While property values across the state have been climbing for decades, local governments don’t capture that value through taxation for homeowners who sit on their property. If you bought a home in 1990 and never left, you are paying property taxes based on the assessed value that year even if the house is worth, say, three times as much today. 

One solution to relieving the funding pressure put on the state’s general fund to pay for K-14 education is by assessing taxes on most commercial and industrial properties based on market value, essentially removing the tax relief Prop. 13 offers them. This is called “split roll” and a recent attempt to have voters pass this lost by 3 percentage points in 2020. If it passed at the time, large commercial and industrial entities could have provided an estimated $6.5 billion to $11 billion a year for local governments and school districts, a boon that surely could offset Prop. 98 spending from the general fund. 

Service taxes

In 2016, then-State Controller Betty Yee published a comprehensive report exploring alternative tax reforms to generate new income. One proposal called for expanding the state’s sales and use tax to include services, such as going to the doctor, using an accountant’s services, or getting your hair done. Since more and more of the economy relies on services, the current sales tax regime was seen as outdated. 

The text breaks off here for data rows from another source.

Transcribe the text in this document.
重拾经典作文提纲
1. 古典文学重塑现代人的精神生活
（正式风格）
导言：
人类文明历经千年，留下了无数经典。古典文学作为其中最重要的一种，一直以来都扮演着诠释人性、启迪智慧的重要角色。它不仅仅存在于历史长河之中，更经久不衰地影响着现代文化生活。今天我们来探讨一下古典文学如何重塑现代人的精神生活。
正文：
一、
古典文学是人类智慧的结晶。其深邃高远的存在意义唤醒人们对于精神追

This was proposed by then-state Sen. Robert Hertzberg, and it could have generated an estimated $10 billion a year in additional revenue. It didn’t pass, but Hertzberg continued to push the issue for years, albeit in different ways. Ultimately, none of the proposals panned out.


Changing spending habits

Due to how volatile revenue has become, how the state spends money has also changed in two important ways. One is a focus on one-time spending obligations instead of multiyear spending on state programs. This was a tactic used during the last budget negotiations, where the state was flush with cash.

Another approach is the state’s rainy day fund, basically a voter-approved savings account the state is required to invest in each year to weather an economic downturn when it inevitably happens. This became popular after the Great Recession saw deep program cuts when the state was facing down deep deficits.